The Bioenergetics Core provides several of the leading technologies that enable researchers to quantify the fluxes of these metabolic reactions in cells, tissues, organoids and small animal models such as zebrafish embryos and nematodes. The central technologies include high resolution respirometry using the XF technology from Seahorse Biosciences/Agilent. Dr. Beeson was involved in the original design of the XF technology profiles extracellular fluxes of oxygen, lactate and CO2 as the samples are interrogated with pharmacological and/or genetic manipulations. The instrumentation utilizes 96-well microplates to provide sufficient sample numbers to provide robust, statistically validated flux profiles of glycolysis, mitochondrial respiration, fatty acid oxidation, glutamine utilization and other related metabolic processes. Rapid, high-throughput imaging optimized to the XF plate architecture provides normalization of cell/tissue numbers, health, and other.

Isotopomer analyses of Krebs cycle intermediates and their byproducts utilizes LC-GC/MS. Typical 13C-labels at particular positions of, for example glucose, are introduced to cells or tissue small samples are periodically quenched, lysed and derivatized to volatile esters. The key advantage is that only the low molecular weight acids readily enter the gas phase for analyses that enable determination of enrichment of the 13C at positions that reveal the fluxes through specific pathways and/or the conversions to key species such as 2-hydroxy-glutamic acid – and oncometabolite produced by a mutated form of isocitrate dehydrogenase seen in many tumors that have escaped from therapeutic pressures. The oncometabolites affect epigenetic mechanisms that regulate tumor cell growth and proliferation.

A key feature of the core is that Dr. Beeson and his team also provide extensive training, data analyses support and aid in experimental design – it is fundamentally a collaborative unit.

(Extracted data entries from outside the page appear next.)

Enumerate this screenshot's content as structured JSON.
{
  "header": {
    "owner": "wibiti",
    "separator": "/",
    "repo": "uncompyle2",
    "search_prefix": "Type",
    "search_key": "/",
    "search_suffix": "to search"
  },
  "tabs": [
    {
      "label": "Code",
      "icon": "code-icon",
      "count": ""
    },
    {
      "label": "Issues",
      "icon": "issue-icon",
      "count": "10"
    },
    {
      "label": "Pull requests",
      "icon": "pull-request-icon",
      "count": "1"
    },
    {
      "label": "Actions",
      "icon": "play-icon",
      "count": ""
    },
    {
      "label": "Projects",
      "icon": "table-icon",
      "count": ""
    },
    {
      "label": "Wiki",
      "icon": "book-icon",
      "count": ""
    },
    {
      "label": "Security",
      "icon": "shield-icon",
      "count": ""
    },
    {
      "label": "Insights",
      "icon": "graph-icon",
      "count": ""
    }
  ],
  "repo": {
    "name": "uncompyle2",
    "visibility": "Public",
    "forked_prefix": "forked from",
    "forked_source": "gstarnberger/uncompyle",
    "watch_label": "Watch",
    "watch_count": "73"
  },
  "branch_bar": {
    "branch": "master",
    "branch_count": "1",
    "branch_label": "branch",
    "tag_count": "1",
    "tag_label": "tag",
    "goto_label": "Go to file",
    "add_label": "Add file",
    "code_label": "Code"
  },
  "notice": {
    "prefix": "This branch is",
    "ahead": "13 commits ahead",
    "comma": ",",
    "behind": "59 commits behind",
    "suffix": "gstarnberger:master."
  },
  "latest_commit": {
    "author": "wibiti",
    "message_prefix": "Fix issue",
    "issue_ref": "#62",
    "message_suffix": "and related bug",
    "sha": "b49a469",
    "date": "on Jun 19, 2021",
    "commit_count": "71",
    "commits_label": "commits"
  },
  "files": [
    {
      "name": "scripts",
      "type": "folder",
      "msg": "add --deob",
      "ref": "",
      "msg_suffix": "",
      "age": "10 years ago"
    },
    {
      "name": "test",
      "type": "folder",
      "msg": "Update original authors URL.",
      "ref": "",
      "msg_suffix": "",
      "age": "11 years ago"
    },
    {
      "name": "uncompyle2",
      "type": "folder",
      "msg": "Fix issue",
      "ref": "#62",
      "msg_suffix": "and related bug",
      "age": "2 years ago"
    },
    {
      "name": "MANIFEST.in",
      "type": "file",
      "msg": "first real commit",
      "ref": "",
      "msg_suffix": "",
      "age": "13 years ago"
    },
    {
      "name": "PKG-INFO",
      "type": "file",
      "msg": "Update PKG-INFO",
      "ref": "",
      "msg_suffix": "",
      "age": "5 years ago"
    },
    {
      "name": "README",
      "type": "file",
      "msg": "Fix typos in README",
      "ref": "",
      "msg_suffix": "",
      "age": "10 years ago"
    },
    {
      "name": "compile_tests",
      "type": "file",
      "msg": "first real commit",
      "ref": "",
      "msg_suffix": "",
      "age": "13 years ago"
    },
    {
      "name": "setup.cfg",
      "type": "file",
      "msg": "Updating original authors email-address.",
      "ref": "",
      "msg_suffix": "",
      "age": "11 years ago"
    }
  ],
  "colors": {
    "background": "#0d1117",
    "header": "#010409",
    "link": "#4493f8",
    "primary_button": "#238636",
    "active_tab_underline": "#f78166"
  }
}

Lab produces purified proteins on a large scale to support research activities at MUSC and outside customers. The lab also contains equipment for biophysical characterization of proteins, including ITC, circular dichroism and dynamic light scattering

The COBRE Mass Spectrometry Core is housed within the MUSC Mass Spectrometry Facility which provides expertise, services, education, and training to enhance biomedical research endeavors through mass spectrometry-based proteomics. Currently there are over 50 investigators which utilize the facility for protein identification and characterization. Protein analysis includes in-gel or in-solution protease digestion, chromatographic separation and tandem mass spectrometric analysis of the resulting peptides, and interpretation of MS/MS data using Sequest , Mascot, Protein Pilot, MaxQuant, and other search algorithms. The facility also assists in the development of customized applications for the isolation, detection and characterization of posttranslationally modified peptides (e.g. phosphorylation, glycosylation, oxidation, glutathionylation, and O-GlcNAc modification). With the recent acquisition of the Orbitrap Elite Mass Spectrometer we are expanding our services to couple quantitative approaches (SILAC, iTRAQ®, ICAT®, TMT®) to modification-specific experiments (eg., phosphoproteomics, redox proteomics). We are developing methodology to analyze alterations in posttranslational regulation that impact signal transduction, epigenetic modulation, and the response to therapeutics with the goal of enabling investigators to discover molecular mechanisms underlying disease progression and therapeutic responses that may not be revealed through genomic studies.